Vous n’ignorez pas que l’acheteur, à qualité ou fabrication égale, recherche le vendeur qui lui fait le prix le plus raisonnable, c’est-à-dire le plus bas. Eh bien ! tâchez d’être ce dernier vendeur et vos affaires marcheront bien. Pour cela, ménagez vos avances de fonds et ne recourez point à ces intermédiaires dont nous venons de parler. Adressez-vous directement au consommateur. En même temps que vous veillez à la marche de votre fabrication, veillez aussi à la recherche des clients ; que tout marche de pair, et si vous savez fabriquer, sachez aussi vendre.

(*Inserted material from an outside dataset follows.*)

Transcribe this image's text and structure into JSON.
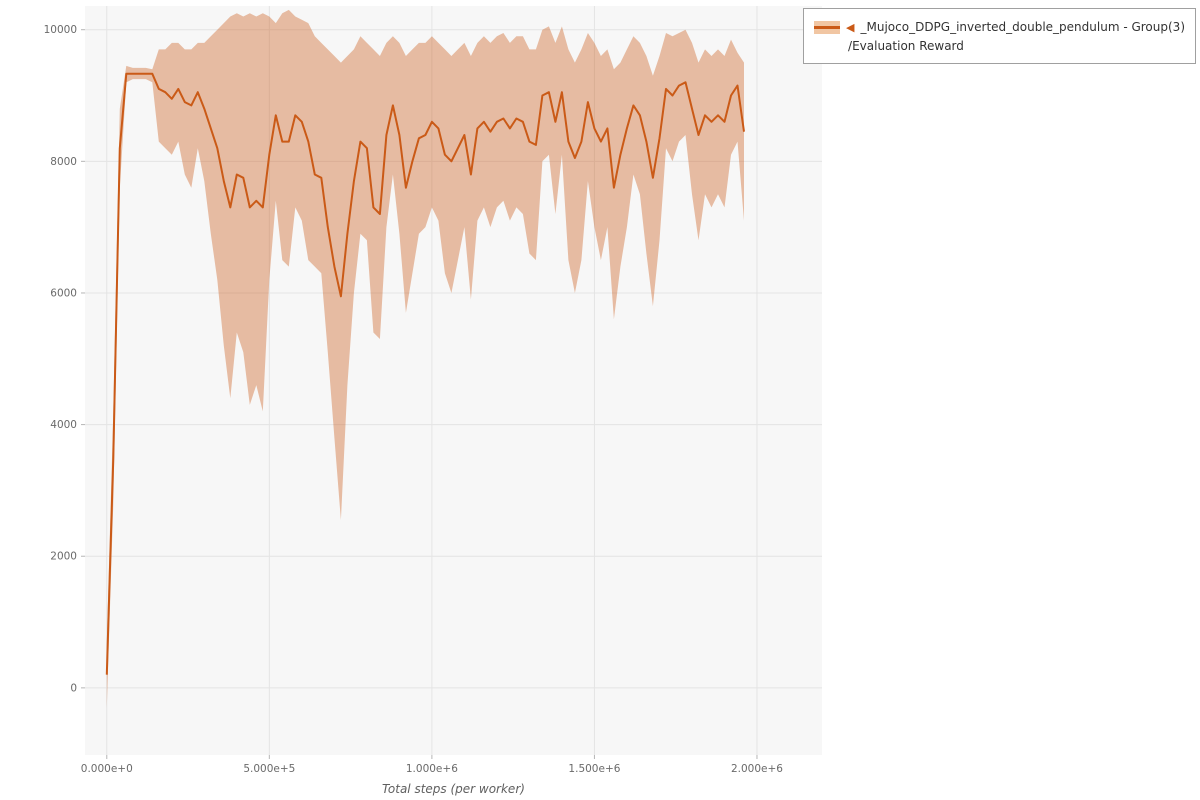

Vous jugez bien comment, avec un capital personnel peu élevé, vous pouvez, en vous unissant à d’autres qui disposent, comme vous-même d’un petit avoir, devenir grand commerçant ou grand industriel. Certes, la combinaison ne manque point d’écueils ; nous vous les avons fait connaître : c’est à vous de savoir les éviter. Ne vous embarquez point à la légère, sans avoir, au préalable, sondé vos véritables forces et celles de vos co-sociétaires. Il faut une unité parfaite en vue d’une besogne et d’une fin communes. Rien n’est à négliger des précautions les plus grandes dont on doit s’entourer pour écarter l’échec. Pas de faiblesse pour vous ; pas de mollesse à l’endroit de vos camarades. De l’énergie toujours, de l’ordre, de la méthode et une scrupuleuse économie. Soyez attristé si vous éprouvez une perte de dix francs. Vous auriez dû en gagner dix. Cela fait une différence de vingt francs. Cherchez la cause de cette perte ; si elle est pénible et laborieuse à découvrir, ne vous découragez point, surtout, car ce n’est qu’à cette condition que vous la réparerez et ferez en sorte qu’elle ne se produise plus. Si vous savez vous attacher ainsi à une perte qui regarde une si modique somme, on vous traitera peut-être de mesquin. Laissez dire et pensez en vous-même que c’est grâce à ce procédé de tout surveiller et de tout contrôler, que vous avez évité des pertes plus importantes ; que votre réputation d’ordre vous a attiré un grand nombre de clients ; que votre industrie prospère et que votre fortune s’accroît, au milieu du respect de tous ceux qui vous connaissent.